05.06.2021 – Luigi Nono, "Intolleranza 2021“ in Wuppertal

Stand: 05.06.2021, 12:25 Uhr

Kurz vor dem allgemeinen Ende des Corona-Lockdowns an den Theatern hat die Oper Wuppertal, während die anderen Häuser schon wieder öffnen, noch eine bemerkenswerte Onlinepremiere auf den Spielplan gesetzt: Luigi Nonos „Intolleranza“. Für die Presse gab es vorab eine Präsenzaufführung

Bemerkenswert, weil Nono 1960 hier ein Multimedia-Musiktheater entworfen hat mit Tonbandzuspielungen des Chors und Film- und Fotoeinblendungen auf der Bühne: ideale Werkvoraussetzungen also für einen Stream.
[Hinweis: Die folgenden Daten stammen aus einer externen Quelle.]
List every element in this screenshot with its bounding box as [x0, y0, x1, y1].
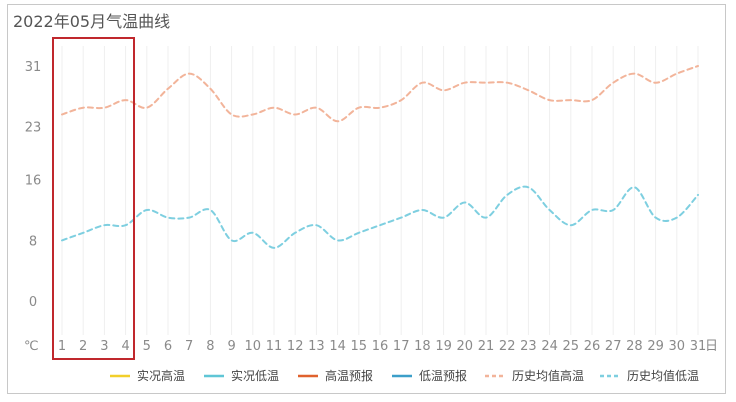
x-unit-label: 日 — [705, 339, 718, 354]
x-tick-label: 9 — [227, 339, 235, 354]
x-tick-label: 10 — [245, 339, 262, 354]
legend-label-1: 实况低温 — [231, 368, 279, 383]
legend-label-0: 实况高温 — [137, 368, 185, 383]
x-tick-label: 18 — [414, 339, 431, 354]
x-tick-label: 25 — [563, 339, 580, 354]
x-tick-label: 2 — [79, 339, 87, 354]
x-tick-label: 14 — [329, 339, 346, 354]
x-tick-label: 31 — [690, 339, 707, 354]
x-tick-label: 3 — [100, 339, 108, 354]
legend-label-3: 低温预报 — [419, 368, 467, 383]
series-line-4 — [61, 65, 699, 123]
y-tick-label: 31 — [25, 60, 42, 75]
x-tick-label: 13 — [308, 339, 325, 354]
series-layer — [61, 65, 699, 249]
x-tick-label: 11 — [266, 339, 283, 354]
x-tick-label: 21 — [478, 339, 495, 354]
x-tick-label: 4 — [121, 339, 129, 354]
grid-layer — [61, 46, 699, 335]
legend-label-2: 高温预报 — [325, 368, 373, 383]
x-tick-label: 24 — [541, 339, 558, 354]
x-tick-label: 30 — [669, 339, 686, 354]
x-tick-label: 29 — [647, 339, 664, 354]
x-tick-label: 20 — [457, 339, 474, 354]
series-line-5 — [61, 185, 699, 249]
x-tick-label: 22 — [499, 339, 516, 354]
legend-label-5: 历史均值低温 — [627, 368, 699, 383]
x-tick-label: 17 — [393, 339, 410, 354]
x-tick-label: 7 — [185, 339, 193, 354]
x-tick-label: 23 — [520, 339, 537, 354]
legend: 实况高温 实况低温 高温预报 低温预报 历史均值高温 历史均值低温 — [110, 368, 699, 383]
chart-title: 2022年05月气温曲线 — [13, 12, 171, 31]
y-tick-label: 23 — [25, 121, 42, 136]
y-unit-label: ℃ — [24, 339, 39, 354]
x-tick-label: 16 — [372, 339, 389, 354]
x-tick-label: 8 — [206, 339, 214, 354]
y-tick-label: 16 — [25, 174, 42, 189]
x-tick-label: 28 — [626, 339, 643, 354]
y-tick-label: 0 — [29, 295, 37, 310]
x-tick-label: 26 — [584, 339, 601, 354]
x-tick-label: 12 — [287, 339, 304, 354]
x-tick-label: 6 — [164, 339, 172, 354]
y-tick-label: 8 — [29, 234, 37, 249]
x-tick-label: 5 — [143, 339, 151, 354]
x-tick-label: 19 — [435, 339, 452, 354]
chart-frame — [7, 4, 726, 394]
legend-label-4: 历史均值高温 — [512, 368, 584, 383]
x-tick-label: 27 — [605, 339, 622, 354]
x-tick-label: 1 — [58, 339, 66, 354]
highlight-box — [52, 37, 135, 360]
x-tick-label: 15 — [351, 339, 368, 354]
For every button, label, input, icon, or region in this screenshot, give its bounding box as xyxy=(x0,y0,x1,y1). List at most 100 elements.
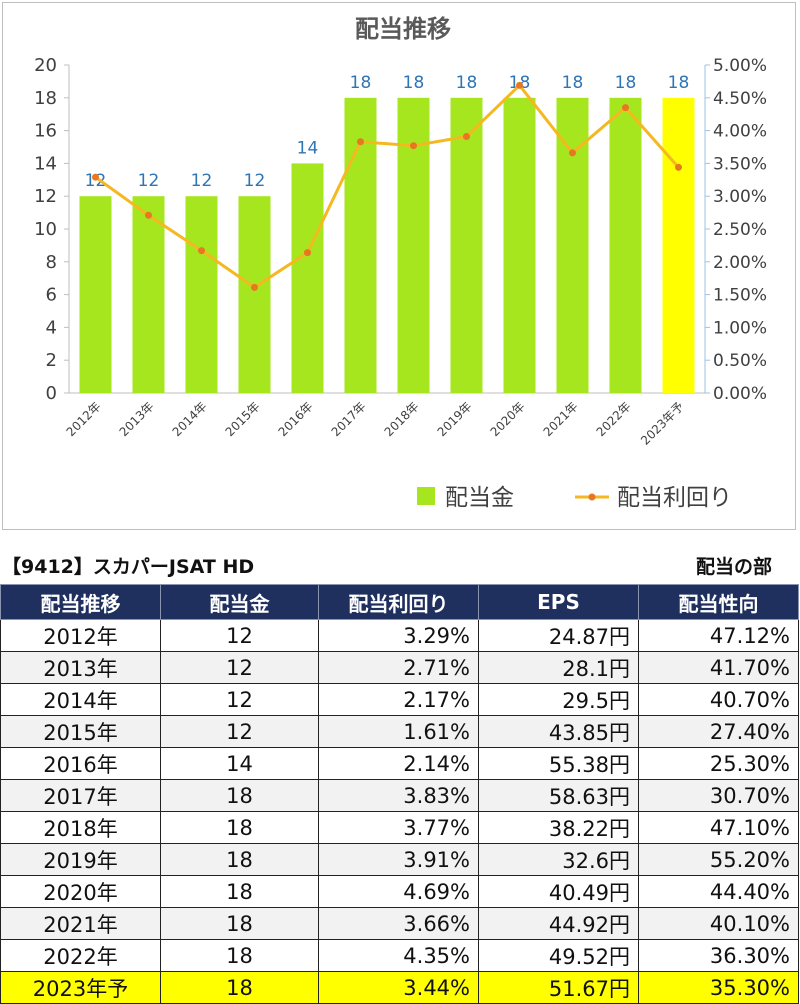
bar xyxy=(291,163,324,393)
right-tick-label: 0.50% xyxy=(713,351,767,371)
cell-payout: 41.70% xyxy=(638,651,799,684)
cell-year: 2016年 xyxy=(0,747,161,780)
bar xyxy=(556,97,589,394)
x-tick-label: 2015年 xyxy=(223,399,263,439)
cell-yield: 2.17% xyxy=(318,683,479,716)
section-label: 配当の部 xyxy=(695,556,772,578)
yield-point xyxy=(463,133,470,141)
left-tick-label: 6 xyxy=(46,285,57,306)
bar xyxy=(450,97,483,394)
cell-yield: 3.77% xyxy=(318,811,479,844)
cell-dividend: 18 xyxy=(160,907,319,940)
legend-swatch-dividend xyxy=(417,487,435,505)
right-tick-label: 1.50% xyxy=(713,286,767,306)
bar-data-label: 12 xyxy=(138,171,160,191)
cell-eps: 38.22円 xyxy=(478,811,639,844)
cell-year: 2014年 xyxy=(0,683,161,716)
yield-point xyxy=(410,142,417,150)
cell-payout: 36.30% xyxy=(638,939,799,972)
x-tick-label: 2016年 xyxy=(276,399,316,439)
yield-point xyxy=(251,283,258,291)
cell-dividend: 18 xyxy=(160,779,319,812)
yield-point xyxy=(357,138,364,146)
bar-data-label: 18 xyxy=(350,73,372,93)
x-tick-label: 2019年 xyxy=(435,399,475,439)
bar xyxy=(132,196,165,393)
cell-payout: 25.30% xyxy=(638,747,799,780)
x-tick-label: 2018年 xyxy=(382,399,422,439)
left-tick-label: 18 xyxy=(34,88,57,109)
stock-title: 【9412】スカパーJSAT HD xyxy=(2,556,255,578)
cell-year: 2022年 xyxy=(0,939,161,972)
bar-data-label: 12 xyxy=(244,171,266,191)
cell-payout: 47.12% xyxy=(638,619,799,652)
bar-data-label: 18 xyxy=(403,73,425,93)
cell-yield: 1.61% xyxy=(318,715,479,748)
yield-point xyxy=(198,247,205,255)
cell-yield: 4.69% xyxy=(318,875,479,908)
cell-yield: 3.83% xyxy=(318,779,479,812)
cell-payout: 35.30% xyxy=(638,971,799,1004)
cell-eps: 44.92円 xyxy=(478,907,639,940)
x-tick-label: 2021年 xyxy=(541,399,581,439)
table-row: 2016年 14 2.14% 55.38円 25.30% xyxy=(0,747,799,780)
cell-dividend: 18 xyxy=(160,843,319,876)
table-row: 2013年 12 2.71% 28.1円 41.70% xyxy=(0,651,799,684)
right-tick-label: 5.00% xyxy=(713,56,767,76)
cell-payout: 30.70% xyxy=(638,779,799,812)
bar-data-label: 14 xyxy=(297,138,319,158)
table-row: 2012年 12 3.29% 24.87円 47.12% xyxy=(0,619,799,652)
cell-eps: 32.6円 xyxy=(478,843,639,876)
yield-point xyxy=(622,104,629,112)
legend-label-dividend: 配当金 xyxy=(445,485,514,511)
bar-data-label: 18 xyxy=(615,73,637,93)
right-tick-label: 2.50% xyxy=(713,220,767,240)
left-tick-label: 8 xyxy=(46,252,57,273)
x-tick-label: 2012年 xyxy=(64,399,104,439)
cell-dividend: 14 xyxy=(160,747,319,780)
chart-legend: 配当金 配当利回り xyxy=(417,485,732,511)
cell-eps: 43.85円 xyxy=(478,715,639,748)
cell-payout: 55.20% xyxy=(638,843,799,876)
col-header-yield: 配当利回り xyxy=(318,584,479,620)
bar-data-label: 12 xyxy=(191,171,213,191)
cell-year: 2013年 xyxy=(0,651,161,684)
cell-dividend: 12 xyxy=(160,715,319,748)
left-tick-label: 20 xyxy=(34,55,57,76)
right-tick-label: 2.00% xyxy=(713,253,767,273)
table-row: 2023年予 18 3.44% 51.67円 35.30% xyxy=(0,971,799,1004)
bar-data-label: 12 xyxy=(85,171,107,191)
left-tick-label: 16 xyxy=(34,121,57,142)
cell-eps: 40.49円 xyxy=(478,875,639,908)
col-header-year: 配当推移 xyxy=(0,584,161,620)
bar xyxy=(662,97,695,394)
table-header: 配当推移 配当金 配当利回り EPS 配当性向 xyxy=(0,584,799,620)
cell-dividend: 12 xyxy=(160,651,319,684)
left-tick-label: 0 xyxy=(46,383,57,404)
cell-year: 2018年 xyxy=(0,811,161,844)
cell-yield: 4.35% xyxy=(318,939,479,972)
x-tick-label: 2020年 xyxy=(488,399,528,439)
table-row: 2020年 18 4.69% 40.49円 44.40% xyxy=(0,875,799,908)
cell-eps: 49.52円 xyxy=(478,939,639,972)
bar xyxy=(344,97,377,394)
cell-eps: 29.5円 xyxy=(478,683,639,716)
cell-year: 2015年 xyxy=(0,715,161,748)
right-tick-label: 3.00% xyxy=(713,187,767,207)
bar xyxy=(609,97,642,394)
right-tick-label: 0.00% xyxy=(713,384,767,404)
yield-point xyxy=(675,163,682,171)
chart-title: 配当推移 xyxy=(355,15,451,43)
cell-dividend: 18 xyxy=(160,811,319,844)
x-tick-label: 2017年 xyxy=(329,399,369,439)
cell-eps: 51.67円 xyxy=(478,971,639,1004)
dividend-chart: 配当推移 0 2 4 6 8 10 12 14 16 18 20 0.00% 0.50% 1.00% 1.5… xyxy=(2,2,796,530)
yield-point xyxy=(145,211,152,219)
x-tick-label: 2023年予 xyxy=(638,399,686,447)
cell-payout: 40.70% xyxy=(638,683,799,716)
x-tick-label: 2022年 xyxy=(594,399,634,439)
cell-yield: 2.14% xyxy=(318,747,479,780)
right-tick-label: 1.00% xyxy=(713,318,767,338)
col-header-eps: EPS xyxy=(478,584,639,620)
bar-data-label: 18 xyxy=(562,73,584,93)
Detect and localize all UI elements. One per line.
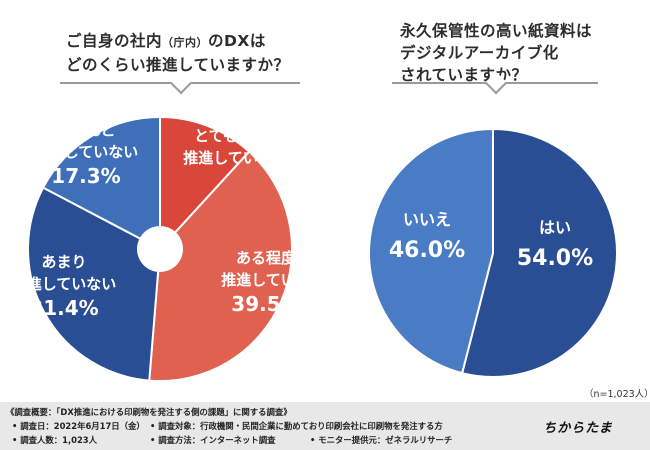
donut-slice-4 bbox=[41, 115, 161, 241]
pie-label-2: いいえ bbox=[403, 210, 451, 229]
survey-footer: 《調査概要：「DX推進における印刷物を発注する側の課題」に関する調査》 • 調査… bbox=[0, 402, 650, 450]
donut-value-2: 39.5% bbox=[231, 292, 300, 316]
donut-label-2-line1: ある程度 bbox=[236, 249, 297, 267]
donut-label-1-line1: とても bbox=[194, 127, 238, 145]
donut-label-1-line2: 推進している bbox=[183, 149, 273, 167]
footer-monitor: • モニター提供元：ゼネラルリサーチ bbox=[310, 435, 453, 445]
footer-survey-date: • 調査日：2022年6月17日（金） bbox=[12, 421, 145, 431]
donut-slice-2 bbox=[148, 150, 293, 382]
question-1-box: ご自身の社内（庁内）のDXは どのくらい推進していますか？ bbox=[60, 18, 300, 95]
question-2-box: 永久保管性の高い紙資料は デジタルアーカイブ化 されていますか？ bbox=[392, 18, 598, 95]
footer-method: • 調査方法：インターネット調査 bbox=[150, 435, 276, 445]
footer-title: 《調査概要：「DX推進における印刷物を発注する側の課題」に関する調査》 bbox=[6, 407, 292, 417]
footer-survey-target: • 調査対象：行政機関・民間企業に勤めており印刷会社に印刷物を発注する方 bbox=[150, 421, 443, 431]
pie-value-1: 54.0% bbox=[517, 246, 593, 271]
question-1-text: ご自身の社内（庁内）のDXは どのくらい推進していますか？ bbox=[66, 32, 290, 74]
donut-label-2-line2: 推進している bbox=[221, 271, 311, 289]
donut-label-3-line2: 推進していない bbox=[12, 275, 117, 293]
pie-slice-2 bbox=[368, 127, 494, 375]
question-2-text: 永久保管性の高い紙資料は デジタルアーカイブ化 されていますか？ bbox=[400, 22, 593, 84]
pie-label-1: はい bbox=[539, 218, 571, 237]
donut-value-1: 11.8% bbox=[265, 149, 320, 170]
donut-value-3: 31.4% bbox=[29, 296, 98, 320]
donut-label-3-line1: あまり bbox=[41, 253, 86, 271]
donut-slice-1 bbox=[159, 115, 251, 235]
brand-logo: ちからたま bbox=[543, 420, 613, 436]
donut-slice-3 bbox=[27, 186, 160, 382]
donut-label-4-line1: ほとんど bbox=[56, 121, 116, 139]
footer-respondents: • 調査人数：1,023人 bbox=[12, 435, 98, 445]
donut-value-4: 17.3% bbox=[51, 164, 120, 188]
sample-size-note: （n=1,023人） bbox=[584, 389, 650, 400]
donut-label-4-line2: 推進していない bbox=[34, 143, 139, 161]
pie-value-2: 46.0% bbox=[389, 238, 465, 263]
dx-promotion-donut-chart: とても推進している11.8%ある程度推進している39.5%あまり推進していない3… bbox=[12, 115, 320, 382]
digital-archive-pie-chart: はい 54.0% いいえ 46.0% bbox=[368, 127, 618, 378]
pie-slice-1 bbox=[460, 127, 618, 378]
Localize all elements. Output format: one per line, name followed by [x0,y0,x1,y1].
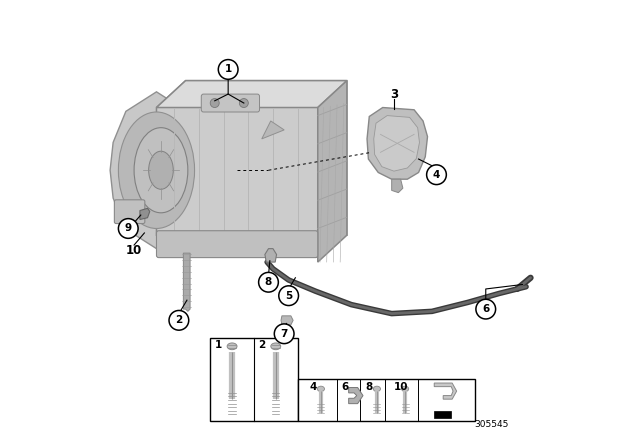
Polygon shape [110,92,203,249]
Text: 6: 6 [341,382,348,392]
FancyBboxPatch shape [115,200,145,224]
FancyBboxPatch shape [435,411,451,418]
Text: 5: 5 [285,291,292,301]
Polygon shape [140,208,150,220]
Ellipse shape [118,112,195,228]
Polygon shape [367,108,428,179]
Text: 8: 8 [265,277,272,287]
Circle shape [239,99,248,108]
Text: 305545: 305545 [474,420,508,429]
Text: 9: 9 [125,224,132,233]
Polygon shape [262,121,284,139]
Ellipse shape [271,343,281,349]
Text: 1: 1 [215,340,222,350]
Circle shape [476,299,495,319]
Circle shape [259,272,278,292]
FancyBboxPatch shape [298,379,475,421]
Polygon shape [265,249,276,262]
Polygon shape [349,388,363,404]
Text: 8: 8 [365,382,373,392]
Circle shape [275,324,294,344]
Polygon shape [157,81,347,108]
Polygon shape [392,179,403,193]
Text: 10: 10 [394,382,408,392]
Text: 10: 10 [126,244,142,258]
Polygon shape [374,116,419,171]
Polygon shape [281,316,293,325]
Ellipse shape [227,343,237,349]
Circle shape [279,286,298,306]
Circle shape [169,310,189,330]
Ellipse shape [134,128,188,213]
Circle shape [427,165,446,185]
Text: 4: 4 [310,382,317,392]
Polygon shape [184,253,190,311]
Polygon shape [317,81,347,262]
Text: 6: 6 [482,304,490,314]
Ellipse shape [373,386,380,392]
Ellipse shape [401,386,409,392]
Circle shape [218,60,238,79]
Polygon shape [157,81,347,235]
Text: 1: 1 [225,65,232,74]
Ellipse shape [148,151,173,190]
FancyBboxPatch shape [202,94,260,112]
Polygon shape [435,383,457,399]
Circle shape [118,219,138,238]
Text: 3: 3 [390,87,398,101]
FancyBboxPatch shape [157,231,317,258]
FancyBboxPatch shape [210,338,298,421]
Ellipse shape [317,386,324,392]
Text: 2: 2 [175,315,182,325]
Text: 4: 4 [433,170,440,180]
Text: 7: 7 [280,329,288,339]
Circle shape [211,99,220,108]
Text: 2: 2 [259,340,266,350]
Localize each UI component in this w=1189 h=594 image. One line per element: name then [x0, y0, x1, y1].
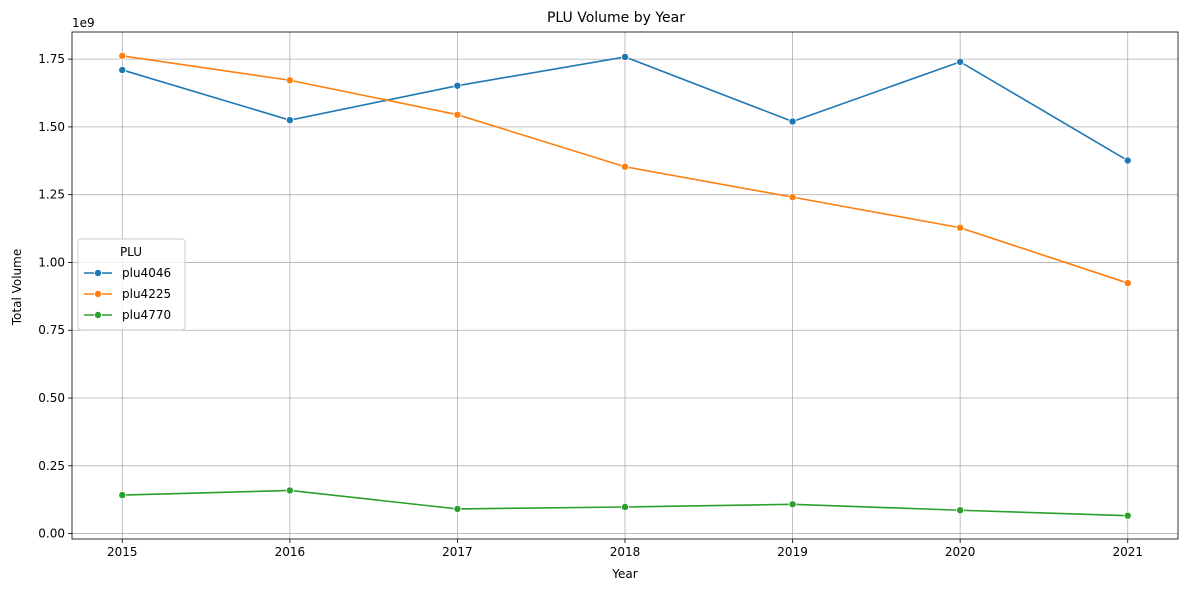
legend-marker	[94, 268, 103, 277]
legend-item-plu4046: plu4046	[84, 266, 171, 280]
y-tick-label: 1.50	[38, 120, 65, 134]
series-lines	[118, 51, 1132, 520]
series-plu4046	[118, 52, 1132, 165]
data-point-plu4046	[285, 116, 294, 125]
data-point-plu4225	[956, 223, 965, 232]
data-point-plu4046	[453, 81, 462, 90]
data-point-plu4770	[1123, 511, 1132, 520]
x-tick-label: 2015	[107, 545, 138, 559]
grid	[72, 32, 1178, 539]
y-tick-label: 1.75	[38, 52, 65, 66]
y-tick-label: 1.25	[38, 188, 65, 202]
data-point-plu4046	[621, 52, 630, 61]
y-axis-label: Total Volume	[10, 249, 24, 326]
data-point-plu4225	[118, 51, 127, 60]
x-tick-label: 2018	[610, 545, 641, 559]
data-point-plu4770	[453, 504, 462, 513]
x-tick-label: 2020	[945, 545, 976, 559]
data-point-plu4225	[788, 193, 797, 202]
data-point-plu4046	[118, 65, 127, 74]
legend-label: plu4046	[122, 266, 171, 280]
y-tick-label: 1.00	[38, 255, 65, 269]
x-axis-label: Year	[611, 567, 637, 581]
legend-title: PLU	[120, 245, 142, 259]
y-scale-label: 1e9	[72, 16, 95, 30]
legend-items: plu4046 plu4225 plu4770	[84, 266, 171, 322]
data-point-plu4770	[788, 500, 797, 509]
data-point-plu4770	[118, 491, 127, 500]
legend-marker	[94, 310, 103, 319]
x-tick-label: 2016	[275, 545, 306, 559]
data-point-plu4046	[956, 57, 965, 66]
series-plu4770	[118, 486, 1132, 520]
legend: PLU plu4046 plu4225 plu4770	[77, 238, 186, 331]
legend-item-plu4770: plu4770	[84, 308, 171, 322]
y-tick-label: 0.25	[38, 459, 65, 473]
x-tick-label: 2019	[777, 545, 808, 559]
legend-label: plu4225	[122, 287, 171, 301]
legend-item-plu4225: plu4225	[84, 287, 171, 301]
data-point-plu4770	[285, 486, 294, 495]
data-point-plu4770	[621, 503, 630, 512]
y-tick-label: 0.50	[38, 391, 65, 405]
data-point-plu4225	[1123, 279, 1132, 288]
x-tick-label: 2021	[1112, 545, 1143, 559]
legend-label: plu4770	[122, 308, 171, 322]
series-plu4225	[118, 51, 1132, 288]
data-point-plu4770	[956, 506, 965, 515]
legend-marker	[94, 289, 103, 298]
y-tick-label: 0.00	[38, 527, 65, 541]
y-tick-label: 0.75	[38, 323, 65, 337]
x-tick-label: 2017	[442, 545, 473, 559]
data-point-plu4225	[621, 162, 630, 171]
axis-ticks: 2015 2016 2017 2018 2019 2020 2021 0.00 0.25 0.50…	[38, 52, 1143, 559]
chart-title: PLU Volume by Year	[547, 10, 685, 26]
data-point-plu4046	[1123, 156, 1132, 165]
data-point-plu4046	[788, 117, 797, 126]
legend-box	[77, 238, 186, 331]
data-point-plu4225	[453, 110, 462, 119]
data-point-plu4225	[285, 76, 294, 85]
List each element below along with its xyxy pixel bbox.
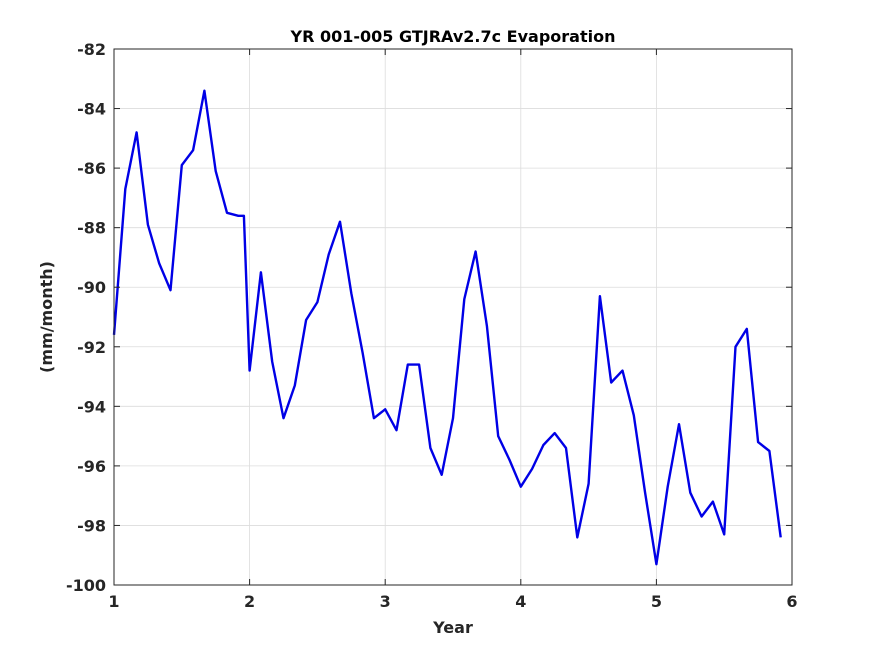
- y-tick-label: -96: [77, 457, 106, 476]
- y-tick-label: -84: [77, 100, 106, 119]
- x-tick-label: 3: [380, 592, 391, 611]
- x-tick-label: 2: [244, 592, 255, 611]
- y-tick-label: -88: [77, 219, 106, 238]
- y-tick-label: -98: [77, 516, 106, 535]
- x-axis-label: Year: [432, 618, 473, 637]
- series-layer: [112, 89, 782, 566]
- y-tick-label: -92: [77, 338, 106, 357]
- plot-frame: [113, 48, 793, 586]
- y-tick-label: -94: [77, 397, 106, 416]
- y-axis-label: (mm/month): [37, 261, 56, 373]
- y-tick-label: -82: [77, 40, 106, 59]
- y-tick-label: -100: [66, 576, 106, 595]
- x-tick-label: 4: [515, 592, 526, 611]
- y-tick-label: -90: [77, 278, 106, 297]
- evaporation-series-line: [112, 89, 782, 566]
- x-tick-label: 6: [786, 592, 797, 611]
- x-tick-label: 1: [108, 592, 119, 611]
- x-tick-label: 5: [651, 592, 662, 611]
- grid: [113, 48, 793, 586]
- chart-title: YR 001-005 GTJRAv2.7c Evaporation: [290, 27, 616, 46]
- ticks: 1 2 3 4 5 6 -100 -98 -96 -94 -92 -90 -88 -86 -84 -82: [66, 40, 798, 611]
- y-tick-label: -86: [77, 159, 106, 178]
Der Dirigent Johannes Harneithat hat dieses Konzept musikalisch modifiziert. Die Musiker sind überall im Raum platziert, die - hervorragenden - Solisten des Chorwerks Ruhr in den Rängen, die Blechbläser und das Schlagwerk gestaffelt auf der Hinterbühne, die Streicher im Graben, die Holzbläser im rückwärtigen Teil des Hauses. Es ist eine Weiterentwickelung im Geiste des Stücks, von der die Journalisten profitierten. Im Stream wird das Publikum dann wieder sozusagen auf die ursprüngliche Anlage zurückgeführt.

Nono behandelt in dem Stück das Schicksal eines Gastarbeiters, der in einer Grube arbeitet, in die Heimat zurückwill, in die Wirren eines Aufstands gerät, in Gefangenschaft gefoltert wird, auf der Flucht dann in einer Sintflut zu Tode kommt. Die Szenen sind angelehnt an Ereignisse der Zeit um 1960: neofaschistische Tendenzen in Italien, Befreiungsbewegungen in Algerien, Flutkatastrophe im Po-Delta. Deswegen heißt das Stück „Intollerenza 1960“ mit der Jahreszahl im Titel.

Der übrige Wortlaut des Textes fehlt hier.